Mrs Taylor took issue with a charge, a second charge, in favour of the Mr Taylor's mother against the FMH.  The mother intervened.  This preliminary issue was determined on 22 March 2011 and the District Judge held that the charge was validly executed and that it did secure a real debt of £500,000 owed by Mr Taylor to his mother.

The ancillary relief claims were heard by HHJ O'Dwyer over several days in September and October 2011.  Judgment was ultimately given in April 2012.

Mrs Taylor appealed the decision of HHJ O'Dwyer on the grounds that the order and trial process were vitiated by Mr Taylor's concealment of assets.  She also appealed an order of Holman J of 2 October 2012.  That was an order on Mrs Taylor's application for permission to appeal against District Judge Bassett-Cross's order of 23 March 2011 whereby he dismissed the application to set aside the charge.
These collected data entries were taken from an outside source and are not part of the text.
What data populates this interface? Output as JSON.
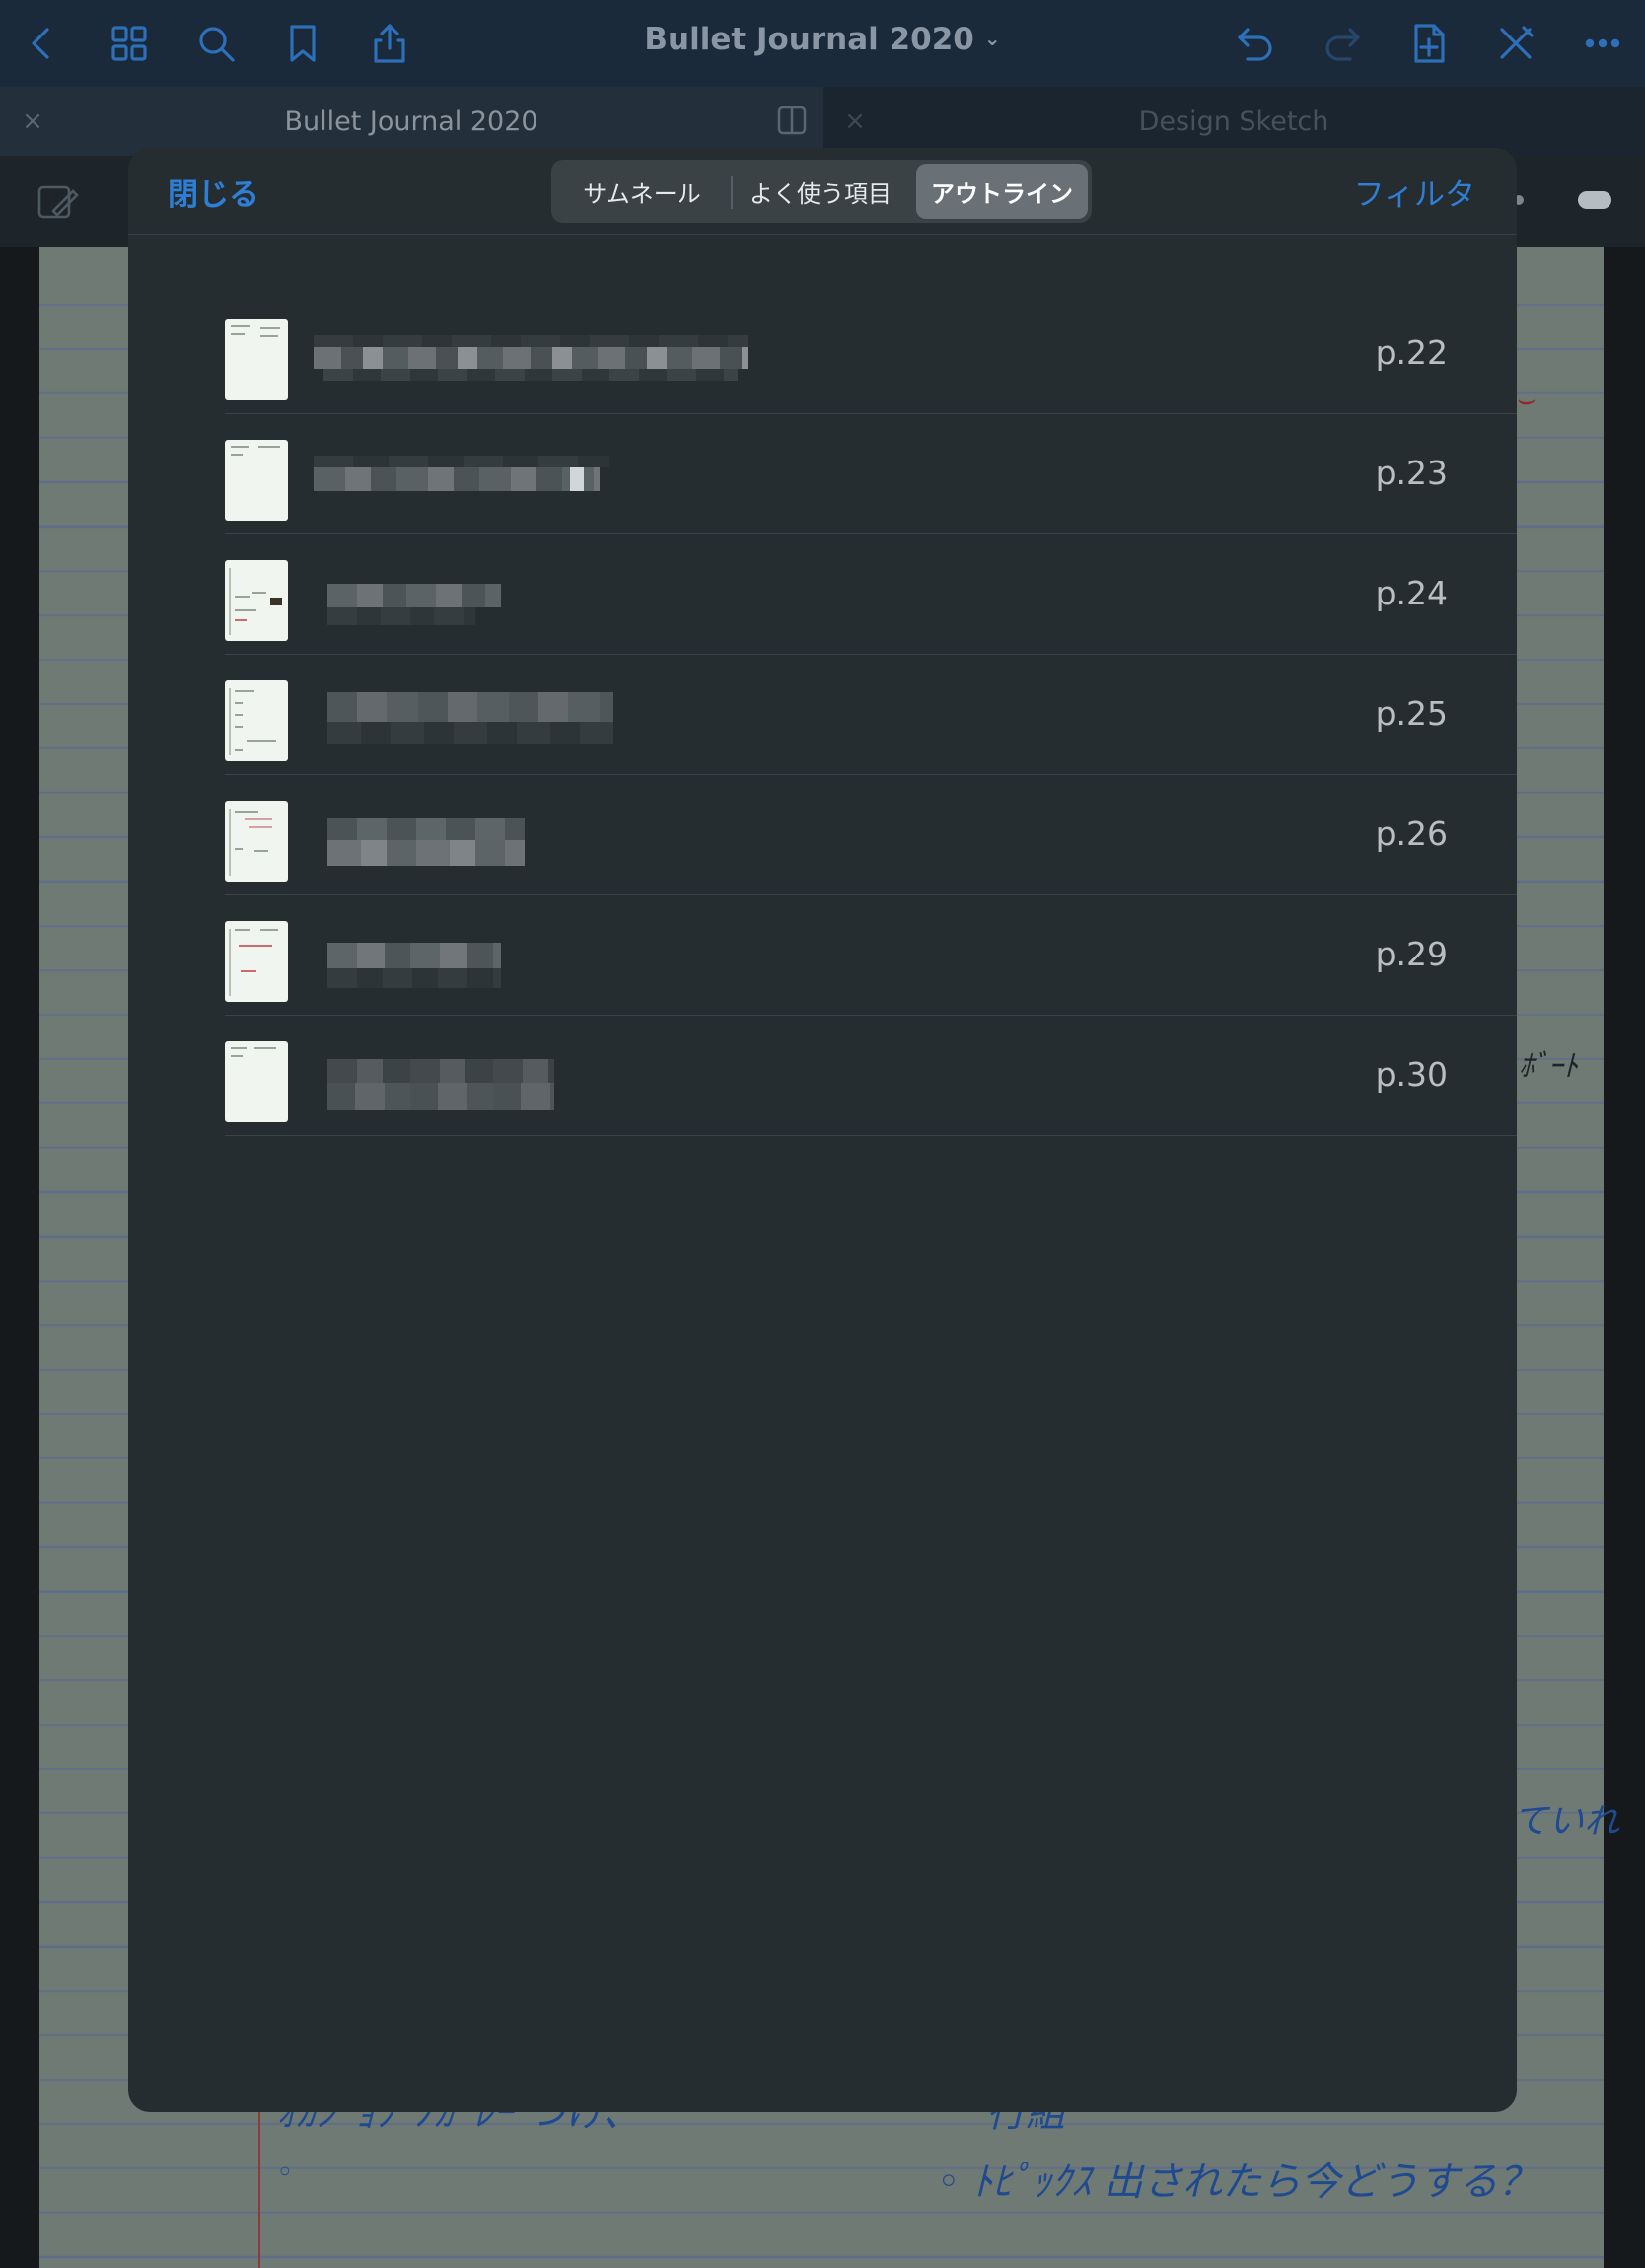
{
  "topbar": {
    "title": "Bullet Journal 2020",
    "title_chevron": "⌄",
    "icons": [
      "back-icon",
      "grid-icon",
      "search-icon",
      "bookmark-icon",
      "share-icon",
      "undo-icon",
      "redo-icon",
      "add-page-icon",
      "pen-off-icon",
      "more-icon"
    ]
  },
  "tabs": [
    {
      "label": "Bullet Journal 2020",
      "close": "×"
    },
    {
      "label": "Design Sketch",
      "close": "×"
    }
  ],
  "modal": {
    "close_label": "閉じる",
    "filter_label": "フィルタ",
    "segments": [
      "サムネール",
      "よく使う項目",
      "アウトライン"
    ],
    "selected_segment": "アウトライン",
    "outline_items": [
      {
        "page": "p.22"
      },
      {
        "page": "p.23"
      },
      {
        "page": "p.24"
      },
      {
        "page": "p.25"
      },
      {
        "page": "p.26"
      },
      {
        "page": "p.29"
      },
      {
        "page": "p.30"
      }
    ]
  },
  "background_handwriting": [
    {
      "text": "ﾎﾞｰﾄ"
    },
    {
      "text": "ていれ"
    },
    {
      "text": "ｵｶｼﾞｮﾌﾞﾉｶﾞﾚｰ つけ、"
    },
    {
      "text": "行組"
    },
    {
      "text": "◦ ﾄﾋﾟｯｸｽ 出されたら今どうする？"
    },
    {
      "text": "◦"
    }
  ],
  "colors": {
    "accent": "#2f7ed6",
    "modal_bg": "#262d30",
    "topbar_bg": "#1a2a3a",
    "thumbnail_bg": "#f1f5ef"
  }
}
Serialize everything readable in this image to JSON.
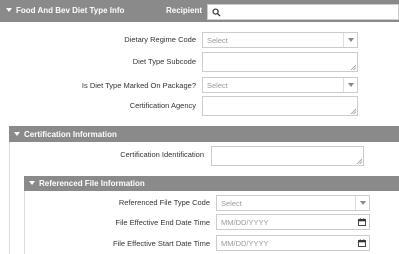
{
  "header": {
    "title": "Food And Bev Diet Type Info",
    "recipient_label": "Recipient"
  },
  "fields": {
    "dietary_regime_code": {
      "label": "Dietary Regime Code",
      "placeholder": "Select"
    },
    "diet_type_subcode": {
      "label": "Diet Type Subcode"
    },
    "is_diet_type_marked": {
      "label": "Is Diet Type Marked On Package?",
      "placeholder": "Select"
    },
    "certification_agency": {
      "label": "Certification Agency"
    }
  },
  "certification_section": {
    "title": "Certification Information",
    "certification_identification": {
      "label": "Certification Identification"
    }
  },
  "referenced_file_section": {
    "title": "Referenced File Information",
    "referenced_file_type_code": {
      "label": "Referenced File Type Code",
      "placeholder": "Select"
    },
    "file_effective_end": {
      "label": "File Effective End Date Time",
      "placeholder": "MM/DD/YYYY"
    },
    "file_effective_start": {
      "label": "File Effective Start Date Time",
      "placeholder": "MM/DD/YYYY"
    }
  },
  "colors": {
    "header_bg": "#8a8a8a",
    "border": "#cccccc"
  }
}
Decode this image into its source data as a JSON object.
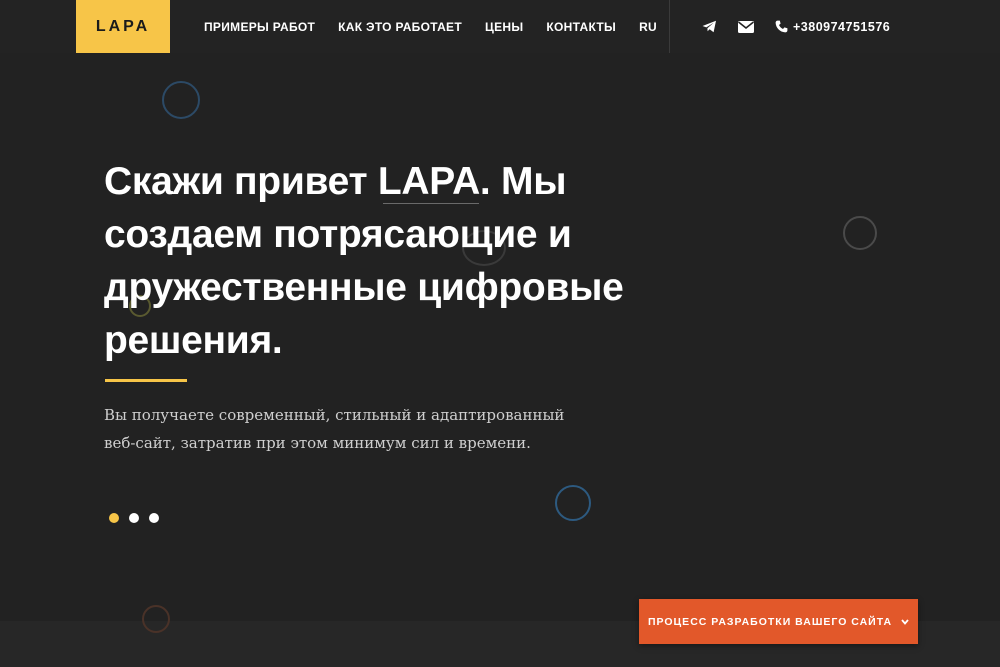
{
  "header": {
    "logo": "LAPA",
    "nav": [
      "ПРИМЕРЫ РАБОТ",
      "КАК ЭТО РАБОТАЕТ",
      "ЦЕНЫ",
      "КОНТАКТЫ",
      "RU"
    ],
    "phone": "+380974751576",
    "icons": [
      "telegram-icon",
      "envelope-icon",
      "phone-icon"
    ]
  },
  "hero": {
    "title": "Скажи привет LAPA. Мы создаем потрясающие и дружественные цифровые решения.",
    "subtitle": "Вы получаете современный, стильный и адаптированный веб-сайт, затратив при этом минимум сил и времени.",
    "slides_count": 3,
    "active_slide": 1
  },
  "cta": {
    "label": "ПРОЦЕСС РАЗРАБОТКИ ВАШЕГО САЙТА"
  },
  "colors": {
    "background": "#222222",
    "accent": "#f7c548",
    "cta": "#e2582a",
    "circle_blue": "#2c4a66",
    "circle_gray": "#4a4a4a",
    "circle_olive": "#5a5a30",
    "circle_brown": "#4a3228"
  }
}
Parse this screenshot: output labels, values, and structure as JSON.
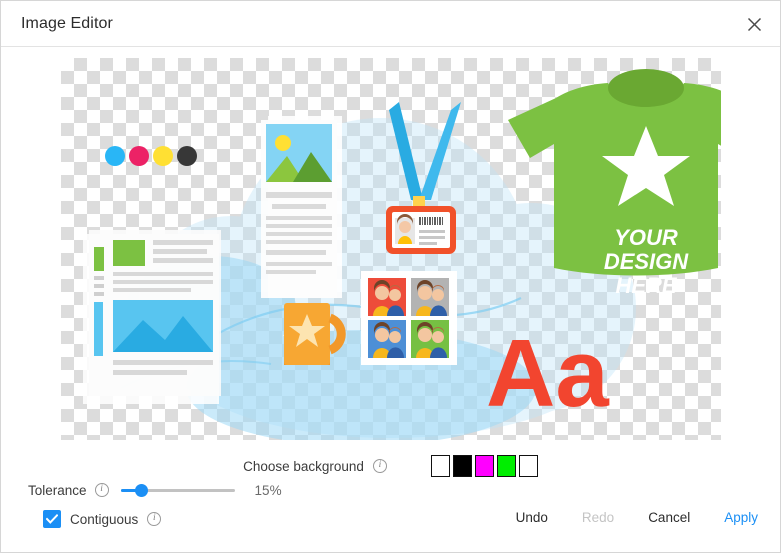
{
  "window": {
    "title": "Image Editor",
    "close_icon": "close-icon"
  },
  "canvas": {
    "alt": "transparent-checkerboard-artwork",
    "artwork_elements": [
      "cmyk-dots",
      "photo-document",
      "text-document",
      "orange-mug-with-star",
      "id-badge-with-lanyard",
      "passport-photo-sheet",
      "green-tshirt",
      "aa-letters"
    ],
    "tshirt_text_line1": "YOUR",
    "tshirt_text_line2": "DESIGN",
    "tshirt_text_line3": "HERE",
    "typography_sample": "Aa"
  },
  "background_chooser": {
    "label": "Choose background",
    "info_icon": "info-icon",
    "info_glyph": "i",
    "swatches": [
      {
        "name": "white",
        "color": "#ffffff"
      },
      {
        "name": "black",
        "color": "#000000"
      },
      {
        "name": "magenta",
        "color": "#ff00ff"
      },
      {
        "name": "green",
        "color": "#00ee00"
      },
      {
        "name": "white",
        "color": "#ffffff"
      }
    ]
  },
  "tolerance": {
    "label": "Tolerance",
    "info_icon": "info-icon",
    "info_glyph": "i",
    "value_text": "15%",
    "value": 15,
    "min": 0,
    "max": 100,
    "accent": "#1b8ff5"
  },
  "contiguous": {
    "label": "Contiguous",
    "checked": true,
    "info_icon": "info-icon",
    "info_glyph": "i"
  },
  "actions": {
    "undo": "Undo",
    "redo": "Redo",
    "redo_disabled": true,
    "cancel": "Cancel",
    "apply": "Apply",
    "apply_color": "#1b8ff5"
  }
}
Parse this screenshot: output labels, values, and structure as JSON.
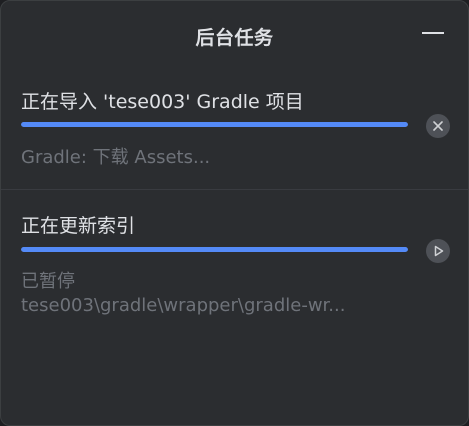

At paragraph 9, Lloyd LJ confirmed that Mrs Taylor was unable to challenge the refusal of permission to appeal to the High Court from the order of the District Judge by merit of s54(4) of the Access to Justice Act 1999.  That application was therefore dismissed immediately.

The effect of the intervener's charge and a prior mortgage resulted in their only being negligible equity in the FMH.  Mrs Taylor also said that the court did not have available to it adequate evidence as to Mr Taylor's financial resources or as to his property and financial dealings in the previous years.  Mrs Taylor argued that the court should either have refused to decide the question pending full disclosure or should have inferred that his assets were greater than he had disclosed.

Lloyd LJ concluded at paragraph 16 that he was not satisfied that there was any arguable substance to the allegations of non-disclosure or fraud.  A lot of Mrs Taylor's complaint was directed at the conclusion regarding the second charge in favour of the intervener.  This was understandable but not open to Mrs Taylor to challenge.

Consequently, Mrs Taylor's appeals were refused.